2006-06-24 11:54:20 AM
delphi53
This is more of a general algorithm/math question. If you know what I
a smith chart is this will make more sense. Lets say I have an
equation for a set of circles...
(x - R/R+1)^2 + (y - 0)^2 = (1/R+1)^2
This puts the center of the circles at
((R/R+1), 0) and a Radius of 1/R+1
R is between 0 and 1.
I can map a series of these circles by sweeping R from 0 to 1 and then
plot them on the screen. My question is how can I go the other way?
Take the mouse postion and figure out what R is for the circle I am on
in the window? This problem is easy if the circle centers were all the
same. The catch is that the circle centers are a function of R as well.
Thanks.
Jim
--
www.mustangpeak.net

## Re:Smith Chart

##### Quote
This is more of a general algorithm/math question. If you know what I
a smith chart is this will make more sense. Lets say I have an
Better yet anyone know of a Smith Chart component?
Jim
--
www.mustangpeak.net

## Re:Smith Chart

"Jim" <XXXX@XXXXX.COM>writes
##### Quote
Take the mouse postion and figure out what R is for the circle I am on
in the window? This problem is easy if the circle centers were all the
same. The catch is that the circle centers are a function of R as well.
Draw a circle with center at the center of the chart and which passes
through the mouse click point of interest. In normalised units, reflection
coefficient k has magnitude of the circle radius ( 0 to 1 ), angle is 0 to
360 degrees around the chart.

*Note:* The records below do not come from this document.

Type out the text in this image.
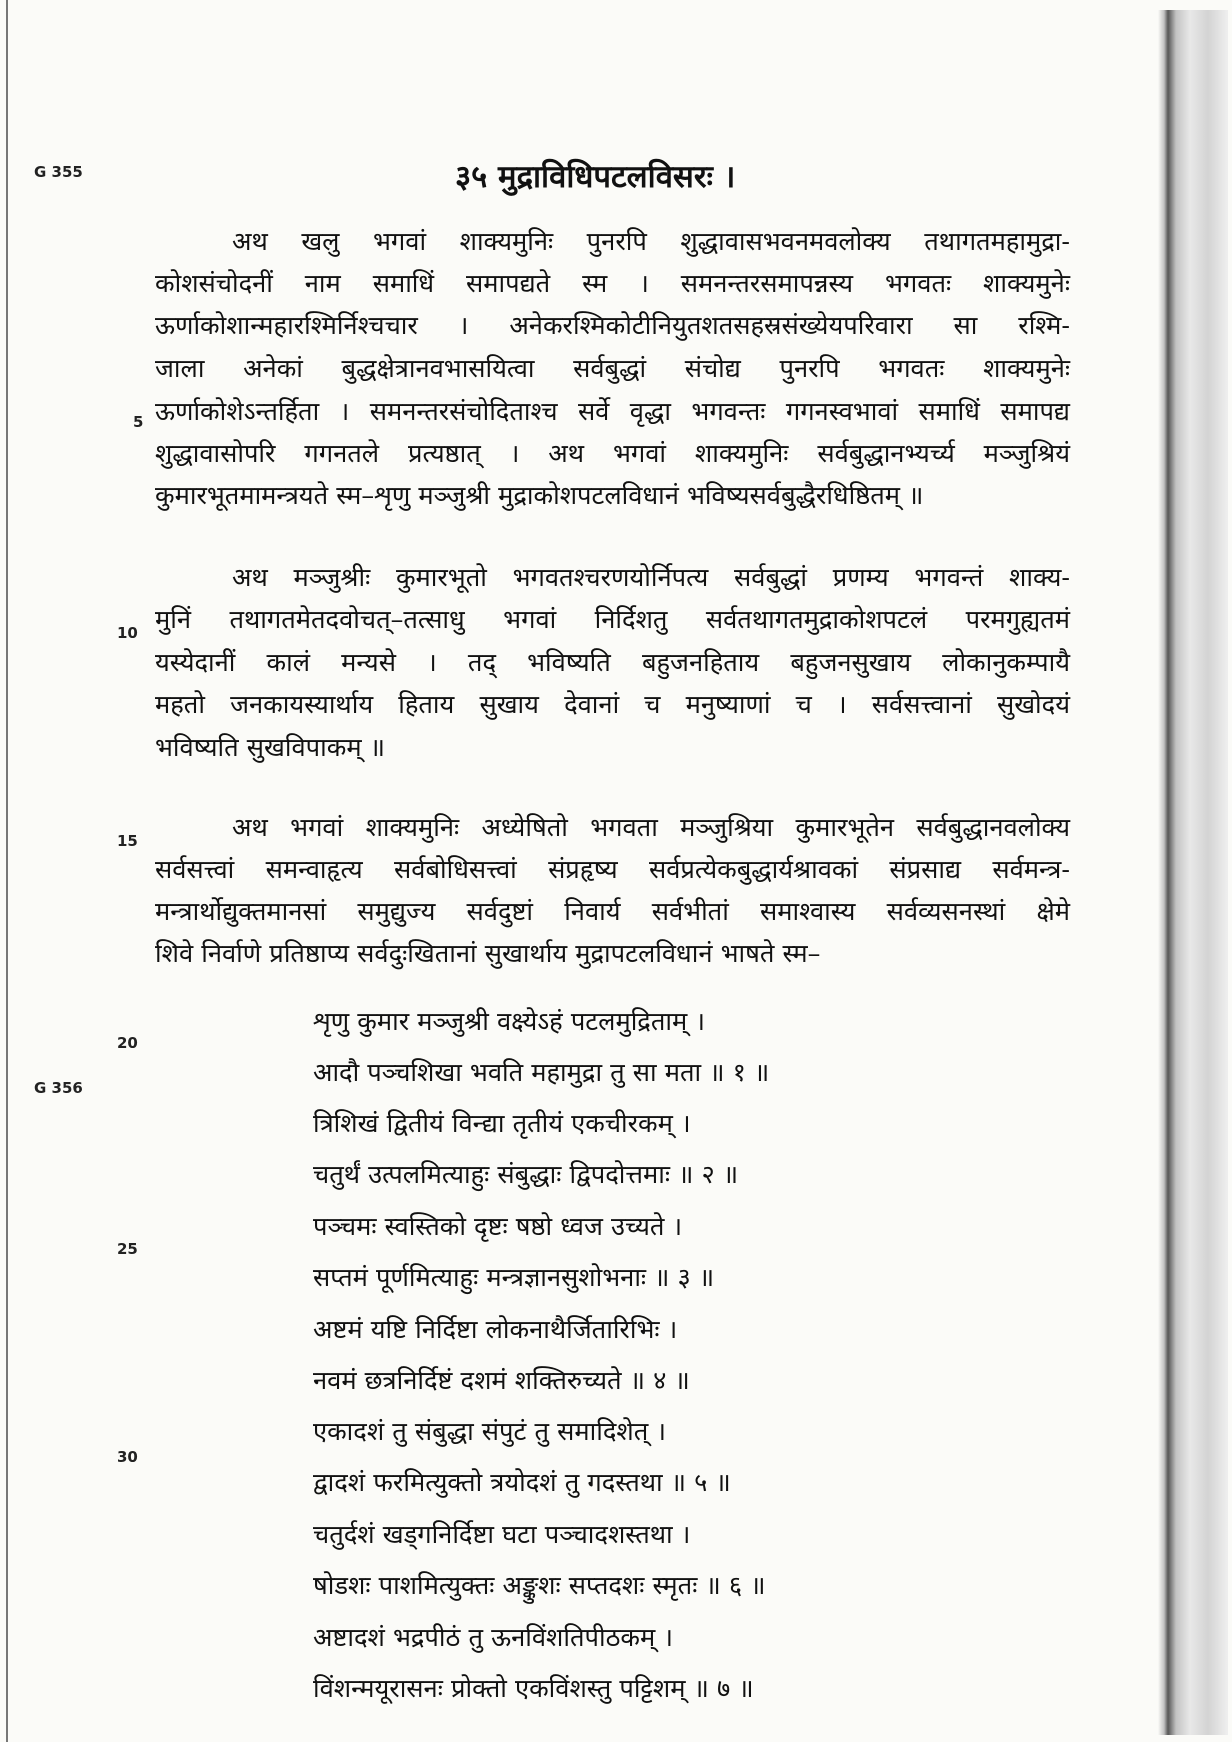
G 355
G 356
5
10
15
20
25
30
३५ मुद्राविधिपटलविसरः ।
अथ खलु भगवां शाक्यमुनिः पुनरपि शुद्धावासभवनमवलोक्य तथागतमहामुद्रा-
कोशसंचोदनीं नाम समाधिं समापद्यते स्म । समनन्तरसमापन्नस्य भगवतः शाक्यमुनेः
ऊर्णाकोशान्महारश्मिर्निश्चचार । अनेकरश्मिकोटीनियुतशतसहस्रसंख्येयपरिवारा सा रश्मि-
जाला अनेकां बुद्धक्षेत्रानवभासयित्वा सर्वबुद्धां संचोद्य पुनरपि भगवतः शाक्यमुनेः
ऊर्णाकोशेऽन्तर्हिता । समनन्तरसंचोदिताश्च सर्वे वृद्धा भगवन्तः गगनस्वभावां समाधिं समापद्य
शुद्धावासोपरि गगनतले प्रत्यष्ठात् । अथ भगवां शाक्यमुनिः सर्वबुद्धानभ्यर्च्य मञ्जुश्रियं
कुमारभूतमामन्त्रयते स्म–शृणु मञ्जुश्री मुद्राकोशपटलविधानं भविष्यसर्वबुद्धैरधिष्ठितम् ॥
अथ मञ्जुश्रीः कुमारभूतो भगवतश्चरणयोर्निपत्य सर्वबुद्धां प्रणम्य भगवन्तं शाक्य-
मुनिं तथागतमेतदवोचत्–तत्साधु भगवां निर्दिशतु सर्वतथागतमुद्राकोशपटलं परमगुह्यतमं
यस्येदानीं कालं मन्यसे । तद् भविष्यति बहुजनहिताय बहुजनसुखाय लोकानुकम्पायै
महतो जनकायस्यार्थाय हिताय सुखाय देवानां च मनुष्याणां च । सर्वसत्त्वानां सुखोदयं
भविष्यति सुखविपाकम् ॥
अथ भगवां शाक्यमुनिः अध्येषितो भगवता मञ्जुश्रिया कुमारभूतेन सर्वबुद्धानवलोक्य
सर्वसत्त्वां समन्वाहृत्य सर्वबोधिसत्त्वां संप्रहृष्य सर्वप्रत्येकबुद्धार्यश्रावकां संप्रसाद्य सर्वमन्त्र-
मन्त्रार्थोद्युक्तमानसां समुद्युज्य सर्वदुष्टां निवार्य सर्वभीतां समाश्वास्य सर्वव्यसनस्थां क्षेमे
शिवे निर्वाणे प्रतिष्ठाप्य सर्वदुःखितानां सुखार्थाय मुद्रापटलविधानं भाषते स्म–
शृणु कुमार मञ्जुश्री वक्ष्येऽहं पटलमुद्रिताम् ।
आदौ पञ्चशिखा भवति महामुद्रा तु सा मता ॥ १ ॥
त्रिशिखं द्वितीयं विन्द्या तृतीयं एकचीरकम् ।
चतुर्थं उत्पलमित्याहुः संबुद्धाः द्विपदोत्तमाः ॥ २ ॥
पञ्चमः स्वस्तिको दृष्टः षष्ठो ध्वज उच्यते ।
सप्तमं पूर्णमित्याहुः मन्त्रज्ञानसुशोभनाः ॥ ३ ॥
अष्टमं यष्टि निर्दिष्टा लोकनाथैर्जितारिभिः ।
नवमं छत्रनिर्दिष्टं दशमं शक्तिरुच्यते ॥ ४ ॥
एकादशं तु संबुद्धा संपुटं तु समादिशेत् ।
द्वादशं फरमित्युक्तो त्रयोदशं तु गदस्तथा ॥ ५ ॥
चतुर्दशं खड्गनिर्दिष्टा घटा पञ्चादशस्तथा ।
षोडशः पाशमित्युक्तः अङ्कुशः सप्तदशः स्मृतः ॥ ६ ॥
अष्टादशं भद्रपीठं तु ऊनविंशतिपीठकम् ।
विंशन्मयूरासनः प्रोक्तो एकविंशस्तु पट्टिशम् ॥ ७ ॥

Now convert the complex number k to impedance
with
z = (1+k) / (1-k)
Now you have z with real (r) and imaginary (j), you can draw your r and j
circles.
Roger lascelles

## Re:Smith Chart

##### Quote
Draw a circle with center at the center of the chart and which passes
through the mouse click point of interest. In normalised units,
reflection coefficient k has magnitude of the circle radius ( 0 to 1
), angle is 0 to 360 degrees around the chart. Now convert the
complex number k to impedance with

z = (1+k) / (1-k)

Now you have z with real (r) and imaginary (j), you can draw your r
and j circles.
I knew there was an easy way and the reflection coefficent is the does
make it easy. Thanks.
Jim
--
www.mustangpeak.net

## Re:Smith Chart

##### Quote
Now you have z with real (r) and imaginary (j), you can draw your r
and j circles.
Got another one for you. How would I draw the Q curves? Where Q =
Imag(Z)/Real(Z)
Jim
--
www.mustangpeak.net